At a previous position to joining Network to Code I was asked to help to build automation to help with the configuration of switches going into a MLS stadium. The stadium was under construction and the network build out would take place at the same time as the stadium was being built out. It was definitely a first and maybe only opportunity that I would have to build out a new stadium.


The task at hand is that each of the ports would need to be configured leveraging a good L2/L3 separation with each of the service providers that provide a service to the stadium their own network segment to work through. A large number of ports were going to need to be configured.

What was Automated#

There were two primary components that were automated at the onset of the project. The first part was building automation to handle the provisioning of several hundred (400+) access points. Since this was in the late 2010s, WiFi would be a key part of the system.

Wireless Access Point Provisioning#

I developed a provisioning script for the wireless LAN controller to handle over 400 access points. The script read data from a spreadsheet designed by the wireless architect and provisioned the access points into the correct WLAN groups, setting their radios according to the plan. The automation impressed the wireless architect with its flawless execution.

Switchport Configuration#

Diving into the bigger day to day component of the stadium build would be the configuration of the access ports for all of the vendors. At this point in time, there was not a good plan of exactly which vendor would be plugging into which port, which would feed back to each of the IDFs for the stadium. This is something that was planned for to be dynamic in nature and would need to be tweaked as each vendor provisioned their environment.

Each of the switch interfaces would get a configuration template for the particular VLAN, and the variables were controlled in an Infrastructure as Code (IaC) methodology. Ansible would be the automation engine and orchestrator in the environment, using Ansible AWX to handle the Ansible items. Every morning at 9am (or somewhere around there), Ansible AWX would kick off the automation and re-provision every access port to match that of the configuration in the IaC definition.

This was great for having consistency and having the definition of the interfaces.

What I Should Have Done Differently#

Reflecting on the project, there are two areas I would approach differently:

  1. CI/CD Deployment
  2. Source of Truth
  3. Automated Testing

CI/CD Deployment#

The first thing that I should have built out better at the time, if I were given the right time to do so, a proper CI/CD pipeline like Jenkins . The only complaint about adopting the Infrastructure as Code deployment from the team of network engineers was that they couldn't get it done when they needed it to get done. So there would be ports that would get provisioned on say a Tuesday afternoon while working with the vendor. The engineer would miss getting the update into the system and the next morning their configuration would be wiped out. If I had built out a proper CI/CD system, since the deployment part of the CI/CD was already happening, then I believe that the adoption of the port update via IaC would have been significantly improved.

Source of Truth#

The second is that I would look to bring in Source of Truth as that inventory source for the interfaces. There are much more controls that can be brought forward to define the intended state of the interfaces. This would allow for the visualization of the relationships between the interfaces, the VLANs, and the L3 information. I would then incorporate webhooks on changes to the interfaces to automatically deploy the updated configuration as needed.
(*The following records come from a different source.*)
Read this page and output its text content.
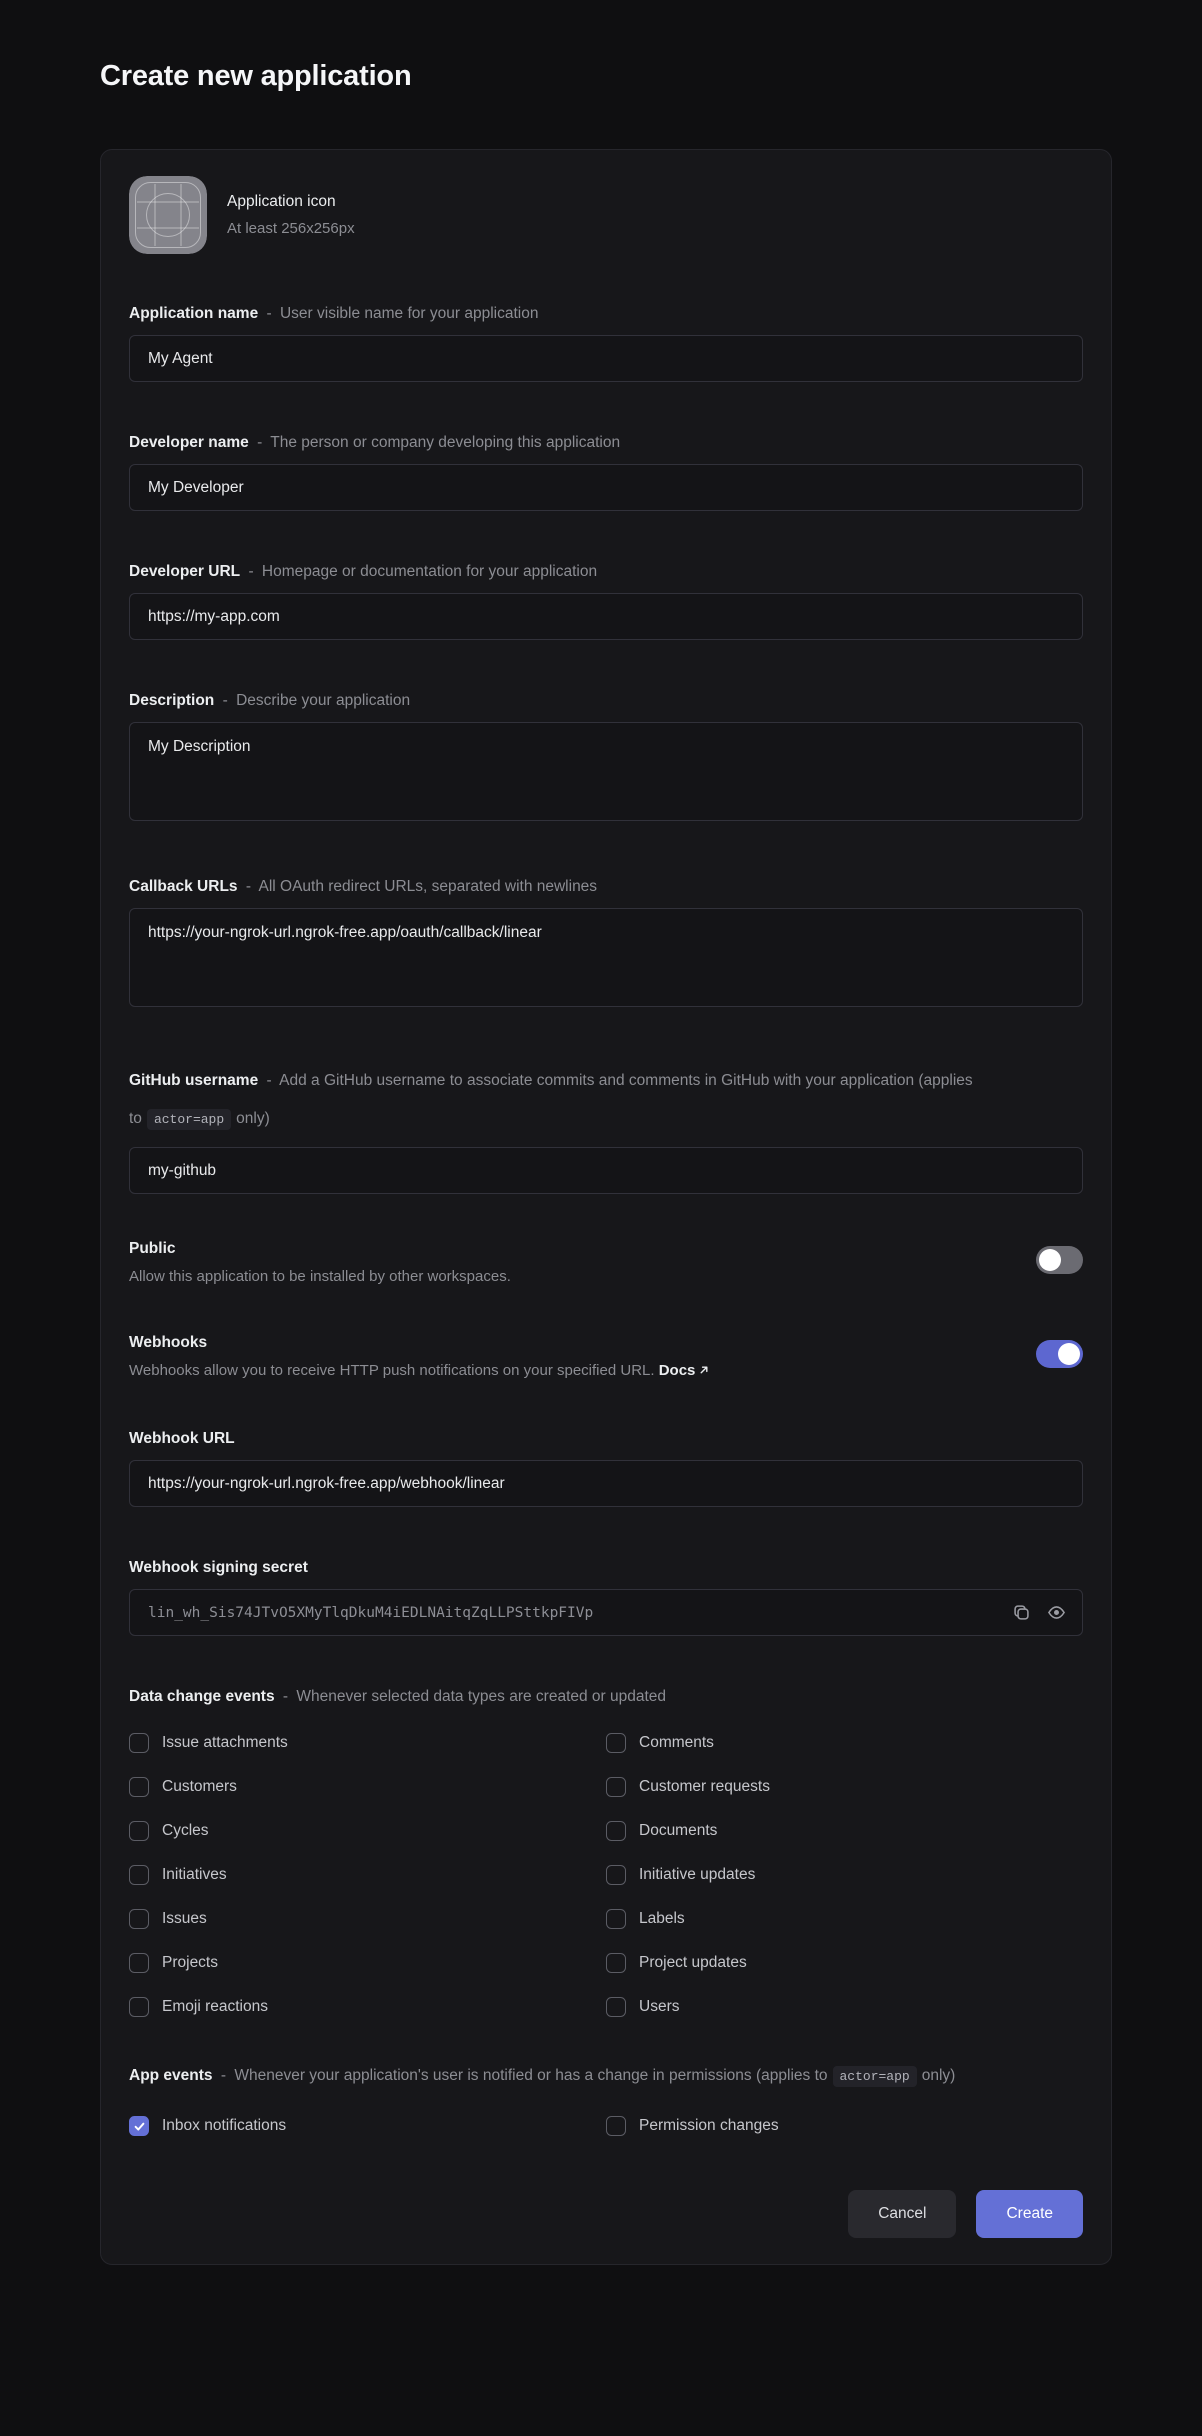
Create new application
Application icon
At least 256x256px
Application name - User visible name for your application
My Agent
Developer name - The person or company developing this application
My Developer
Developer URL - Homepage or documentation for your application
https://my-app.com
Description - Describe your application
My Description
Callback URLs - All OAuth redirect URLs, separated with newlines
https://your-ngrok-url.ngrok-free.app/oauth/callback/linear
GitHub username - Add a GitHub username to associate commits and comments in GitHub with your application (applies to actor=app only)
my-github
Public
Allow this application to be installed by other workspaces.
Webhooks
Webhooks allow you to receive HTTP push notifications on your specified URL. Docs
Webhook URL
https://your-ngrok-url.ngrok-free.app/webhook/linear
Webhook signing secret
lin_wh_Sis74JTvO5XMyTlqDkuM4iEDLNAitqZqLLPSttkpFIVp
Data change events - Whenever selected data types are created or updated
Issue attachments	Comments
Customers	Customer requests
Cycles	Documents
Initiatives	Initiative updates
Issues	Labels
Projects	Project updates
Emoji reactions	Users
App events - Whenever your application's user is notified or has a change in permissions (applies to actor=app only)
Inbox notifications	Permission changes
Cancel	Create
Automated Testing of the Environment#

I would have loved for the opportunity to have driven the technology assurance of the environment a lot further back then. It was an idea that I had back in 2018/2019 when it was being built. I had started to tinker with the idea of position a few Raspberry Pi devices around the stadium and writing a script that would join the various WiFi networks, including the fan WiFi network. Then report back on the ability to join or not. There ended up being a few other things that occupied the time of troubleshooting that in the end really should have been spent on the automated testing. But that was not a priority at the time to get completed.


To wrap this up, I think that I had an overall positive experience automating the MLS stadium that I was involved in. There are definitely some things that I would have pushed for sooner. The experience of building the stadium network is not something that I will forget any time soon. But at the same time, it isn't something that I would say I must do again. It turns out that the priority isn't the build of the network with a stadium being built. It is the construction of the stadium itself. Rightfully so. Building a stadium network brings some unique challenges and some unique opportunities as well. Thankfully the Network Automation community has some great tools to work with that are vastly different from the past several decades, and exploration of the use of those tools together are what bring together a great story.